El viernes pasado vio algo que le hizo sentir muy bien. Conducían hacia la sierra de Madrid, ya de noche. De pronto, al girar en una curva de la carretera, los faros alumbraron un erizo al que casi atropellaron. Pararon en la cuneta sin pensarlo y salieron corriendo dejando las puertas abiertas del coche para poder verlo de cerca. Después de haber leído tantos cuentos en los que el protagonista era un erizo, ver uno por primera vez era muy emocionante. De repente, cruzó otro en la misma dirección. ¡Era una pareja! Era una suerte poder admirar unos animales tan fascinantes en libertad y por partida doble.
Con esas patitas tan cortas, los erizos no pueden correr muy deprisa, pero uno de ellos consiguió escapar y esconderse detrás de un árbol, mientras ellos inspeccionaban a su compañero. El pobre erizo se quedó quietecito justo al borde de la carretera, asustado por sus gritos de “¡Mira, un erizo!” y de “¡Vamos a cogerlo, vamos a cogerlo!”. En el momento en el que ella se agachó para verlo de cerca, el erizo empezó a enrollarse sobre sí mismo hasta quedar convertido en una auténtica bolita en la que no se diferenciaban ni cara, ni patas, ni barriga. Solo púas.

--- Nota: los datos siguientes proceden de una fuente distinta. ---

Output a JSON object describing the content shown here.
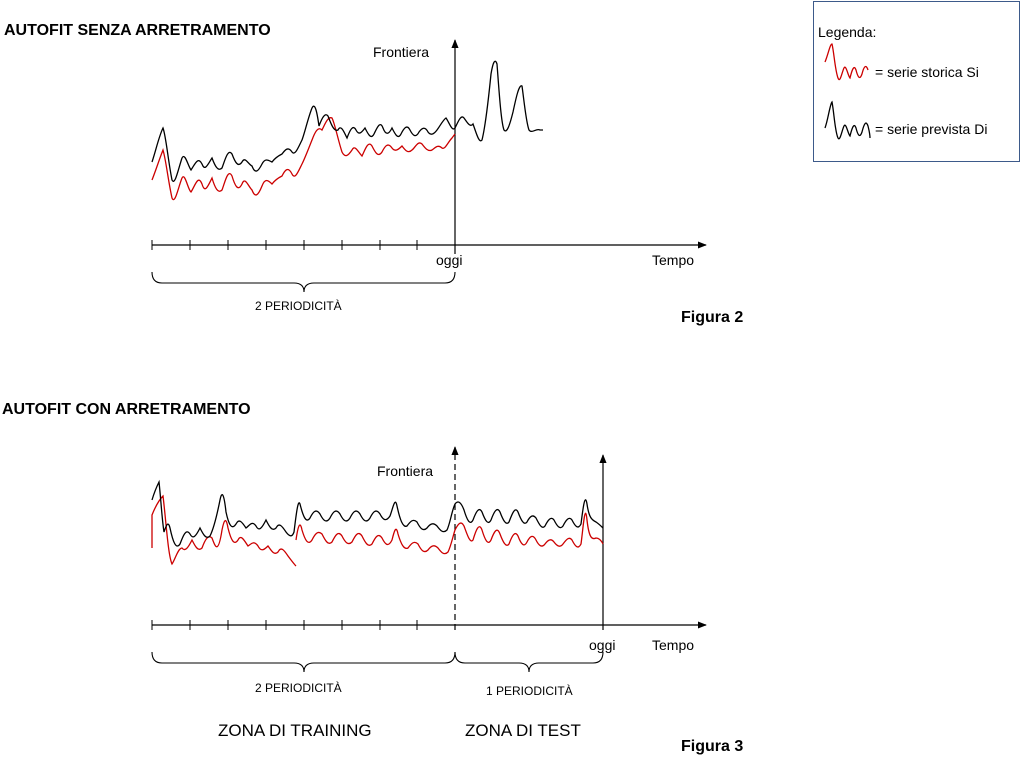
{
  "figure2": {
    "heading": "AUTOFIT SENZA ARRETRAMENTO",
    "boundary_label": "Frontiera",
    "today_label": "oggi",
    "time_label": "Tempo",
    "brace_label": "2 PERIODICITÀ",
    "caption": "Figura 2"
  },
  "figure3": {
    "heading": "AUTOFIT CON ARRETRAMENTO",
    "boundary_label": "Frontiera",
    "today_label": "oggi",
    "time_label": "Tempo",
    "brace_training_label": "2 PERIODICITÀ",
    "brace_test_label": "1 PERIODICITÀ",
    "zone_training": "ZONA DI TRAINING",
    "zone_test": "ZONA DI TEST",
    "caption": "Figura 3"
  },
  "legend": {
    "title": "Legenda:",
    "historical": "= serie storica Si",
    "forecast": "= serie prevista Di"
  },
  "colors": {
    "historical": "#cc0000",
    "forecast": "#000000",
    "legend_border": "#3d5a8a"
  }
}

Con ayuda de la chaqueta, lo cogieron y lo dejaron junto al otro erizo, para que pudieran seguir su camino. Volvieron al coche y les dejaron allí, preocupados por si volverían a cruzar la carretera y preguntándose qué demonios hace el ser humano en este mundo, fastidiando la vida a animales tan indefensos y maravillosos como estos.